Rome Curbs Traffic to Fight Air Pollution
Traffic was visibly reduced in Rome today. In the past few days Romans were heard grumbling about the ban as they tried to figure out what day they could use their cars or how to juggle the use of their different vehicles to keep driving every day.
Italians know that the high smog levels this year are not helped by the unseasonably warm fall weather.
"Let's hope for rain soon to disperse the smog," said a Roman driver interviewed on the Italian TV news today "so that we can stop this charade."
Most Romans blame a poor public transport system and limited metro system on why they are forced to use their private vehicles. New "green-transport" projects continue to be drawn up for more electric buses and car and bike sharing, but the city is already short of funds and new austerity measures expected to be announced next week are unlikely to help moves to improve environment-friendly systems.
Rome's Mayor Gianni Alemanno, who has always been critical of the effectiveness of alternate license ban on traffic, told reporters today that the warm weather was to blame for forcing the city to take this action.
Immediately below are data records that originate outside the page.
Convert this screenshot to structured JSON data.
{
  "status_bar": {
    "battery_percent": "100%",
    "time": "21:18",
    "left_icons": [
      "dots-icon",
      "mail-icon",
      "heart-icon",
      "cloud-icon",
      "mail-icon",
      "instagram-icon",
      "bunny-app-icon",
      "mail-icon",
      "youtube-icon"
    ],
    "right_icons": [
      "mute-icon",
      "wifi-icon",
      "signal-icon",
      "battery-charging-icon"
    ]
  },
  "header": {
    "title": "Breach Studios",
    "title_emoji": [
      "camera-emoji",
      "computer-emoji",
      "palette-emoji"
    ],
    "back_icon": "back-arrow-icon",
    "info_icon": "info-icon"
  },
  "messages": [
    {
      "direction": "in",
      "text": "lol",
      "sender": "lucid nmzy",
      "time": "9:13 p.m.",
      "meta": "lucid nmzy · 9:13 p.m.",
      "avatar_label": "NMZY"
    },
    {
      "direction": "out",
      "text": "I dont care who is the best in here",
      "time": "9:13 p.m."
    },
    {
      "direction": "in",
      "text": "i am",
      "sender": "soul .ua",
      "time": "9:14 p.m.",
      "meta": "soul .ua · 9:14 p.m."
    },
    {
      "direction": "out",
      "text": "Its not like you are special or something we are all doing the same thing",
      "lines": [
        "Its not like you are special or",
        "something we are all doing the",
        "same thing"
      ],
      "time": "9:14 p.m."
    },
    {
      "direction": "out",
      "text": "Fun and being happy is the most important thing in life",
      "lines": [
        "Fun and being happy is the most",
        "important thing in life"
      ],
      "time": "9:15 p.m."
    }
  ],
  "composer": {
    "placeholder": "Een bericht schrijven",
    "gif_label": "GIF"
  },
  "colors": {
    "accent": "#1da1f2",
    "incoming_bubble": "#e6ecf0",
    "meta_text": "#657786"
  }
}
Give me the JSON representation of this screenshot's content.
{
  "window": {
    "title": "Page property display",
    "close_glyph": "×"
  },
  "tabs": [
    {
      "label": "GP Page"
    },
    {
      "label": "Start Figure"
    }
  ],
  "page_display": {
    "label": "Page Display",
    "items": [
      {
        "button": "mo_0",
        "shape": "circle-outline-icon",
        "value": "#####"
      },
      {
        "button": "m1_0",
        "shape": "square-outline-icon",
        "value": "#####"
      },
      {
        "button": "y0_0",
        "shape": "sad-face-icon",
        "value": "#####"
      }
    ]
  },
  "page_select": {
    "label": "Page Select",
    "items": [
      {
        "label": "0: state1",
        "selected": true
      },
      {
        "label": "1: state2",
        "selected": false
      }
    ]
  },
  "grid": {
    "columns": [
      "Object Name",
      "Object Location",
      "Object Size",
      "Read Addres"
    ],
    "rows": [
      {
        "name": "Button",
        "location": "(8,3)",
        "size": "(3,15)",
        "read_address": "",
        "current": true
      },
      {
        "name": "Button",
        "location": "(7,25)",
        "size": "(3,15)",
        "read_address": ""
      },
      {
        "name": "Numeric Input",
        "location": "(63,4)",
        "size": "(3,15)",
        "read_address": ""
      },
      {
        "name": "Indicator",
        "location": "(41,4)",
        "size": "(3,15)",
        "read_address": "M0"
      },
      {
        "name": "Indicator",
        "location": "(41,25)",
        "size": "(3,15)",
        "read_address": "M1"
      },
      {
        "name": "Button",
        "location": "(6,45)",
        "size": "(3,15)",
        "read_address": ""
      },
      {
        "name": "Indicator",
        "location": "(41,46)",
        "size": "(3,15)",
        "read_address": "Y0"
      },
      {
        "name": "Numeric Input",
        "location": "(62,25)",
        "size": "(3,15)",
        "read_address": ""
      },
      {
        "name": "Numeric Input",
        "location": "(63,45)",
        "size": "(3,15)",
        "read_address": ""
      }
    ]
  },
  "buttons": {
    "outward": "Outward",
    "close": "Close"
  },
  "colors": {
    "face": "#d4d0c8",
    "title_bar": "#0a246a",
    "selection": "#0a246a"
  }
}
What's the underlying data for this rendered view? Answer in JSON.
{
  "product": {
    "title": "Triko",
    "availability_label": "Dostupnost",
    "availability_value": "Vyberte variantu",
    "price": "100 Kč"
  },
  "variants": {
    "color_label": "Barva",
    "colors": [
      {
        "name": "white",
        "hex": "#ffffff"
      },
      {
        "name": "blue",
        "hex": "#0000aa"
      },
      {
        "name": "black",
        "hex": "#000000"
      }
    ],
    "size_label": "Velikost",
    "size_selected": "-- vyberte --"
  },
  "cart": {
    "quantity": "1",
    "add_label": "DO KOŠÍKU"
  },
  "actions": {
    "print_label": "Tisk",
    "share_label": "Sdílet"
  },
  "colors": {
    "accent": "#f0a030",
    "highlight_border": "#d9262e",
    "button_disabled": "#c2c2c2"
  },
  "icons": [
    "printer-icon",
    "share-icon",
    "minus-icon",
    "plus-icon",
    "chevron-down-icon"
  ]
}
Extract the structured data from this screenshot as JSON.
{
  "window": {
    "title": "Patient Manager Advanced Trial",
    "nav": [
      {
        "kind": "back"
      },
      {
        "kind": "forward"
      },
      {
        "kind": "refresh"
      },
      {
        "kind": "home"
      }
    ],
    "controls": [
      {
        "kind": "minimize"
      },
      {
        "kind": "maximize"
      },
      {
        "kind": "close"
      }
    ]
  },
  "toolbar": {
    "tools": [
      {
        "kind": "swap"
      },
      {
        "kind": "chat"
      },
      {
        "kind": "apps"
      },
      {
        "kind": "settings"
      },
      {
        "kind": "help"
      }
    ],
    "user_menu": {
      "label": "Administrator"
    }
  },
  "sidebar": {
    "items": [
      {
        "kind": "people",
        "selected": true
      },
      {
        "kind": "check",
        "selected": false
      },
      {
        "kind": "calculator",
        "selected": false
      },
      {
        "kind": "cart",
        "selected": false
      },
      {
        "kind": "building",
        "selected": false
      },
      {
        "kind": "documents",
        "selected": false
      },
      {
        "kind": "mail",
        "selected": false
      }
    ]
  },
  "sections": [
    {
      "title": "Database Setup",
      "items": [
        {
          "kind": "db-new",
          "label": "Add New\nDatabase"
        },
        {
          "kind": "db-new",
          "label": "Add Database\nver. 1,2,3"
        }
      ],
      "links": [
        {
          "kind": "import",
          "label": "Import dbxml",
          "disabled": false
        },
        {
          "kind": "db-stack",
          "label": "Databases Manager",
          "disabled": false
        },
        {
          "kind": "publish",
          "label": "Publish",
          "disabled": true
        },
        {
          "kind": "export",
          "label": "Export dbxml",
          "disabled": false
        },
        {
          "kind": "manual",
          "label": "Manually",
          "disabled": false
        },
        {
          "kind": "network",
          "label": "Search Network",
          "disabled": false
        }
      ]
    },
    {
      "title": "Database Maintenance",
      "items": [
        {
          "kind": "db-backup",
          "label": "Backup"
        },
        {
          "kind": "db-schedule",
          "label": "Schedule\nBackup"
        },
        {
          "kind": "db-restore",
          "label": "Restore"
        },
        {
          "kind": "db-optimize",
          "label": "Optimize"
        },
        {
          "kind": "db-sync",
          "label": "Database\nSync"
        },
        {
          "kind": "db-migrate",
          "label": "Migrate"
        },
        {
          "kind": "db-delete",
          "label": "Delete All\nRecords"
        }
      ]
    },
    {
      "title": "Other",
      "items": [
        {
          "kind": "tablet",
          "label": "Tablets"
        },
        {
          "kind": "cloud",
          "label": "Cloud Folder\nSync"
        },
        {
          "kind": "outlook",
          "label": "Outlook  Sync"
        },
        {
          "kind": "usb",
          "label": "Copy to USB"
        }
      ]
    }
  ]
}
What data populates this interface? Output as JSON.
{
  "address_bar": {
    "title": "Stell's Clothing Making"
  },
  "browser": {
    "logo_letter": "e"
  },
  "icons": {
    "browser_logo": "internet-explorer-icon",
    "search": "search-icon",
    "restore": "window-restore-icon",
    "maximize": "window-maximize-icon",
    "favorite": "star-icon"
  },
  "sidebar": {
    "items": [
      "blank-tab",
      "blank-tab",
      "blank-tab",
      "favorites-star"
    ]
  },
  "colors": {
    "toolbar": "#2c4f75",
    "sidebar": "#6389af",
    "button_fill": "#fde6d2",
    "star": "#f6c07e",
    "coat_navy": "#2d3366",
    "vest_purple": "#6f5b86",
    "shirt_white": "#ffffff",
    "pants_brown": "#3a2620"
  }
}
He said he hoped that this was just a temporary measure and that a more long-term plan to reduce traffic and pollutants could be introduced shortly.
Marco Visconti, Rome's environmental councillor, also blamed Rome's pollution levels on the weather. "Go to the beaches near Rome you will still find people swimming in November," he said.
With this winter's weather forecast to remain balmy what may finally force Italians to leave their beloved cars and scooters at home will be further government austerity measures expected to seriously curb personal spending.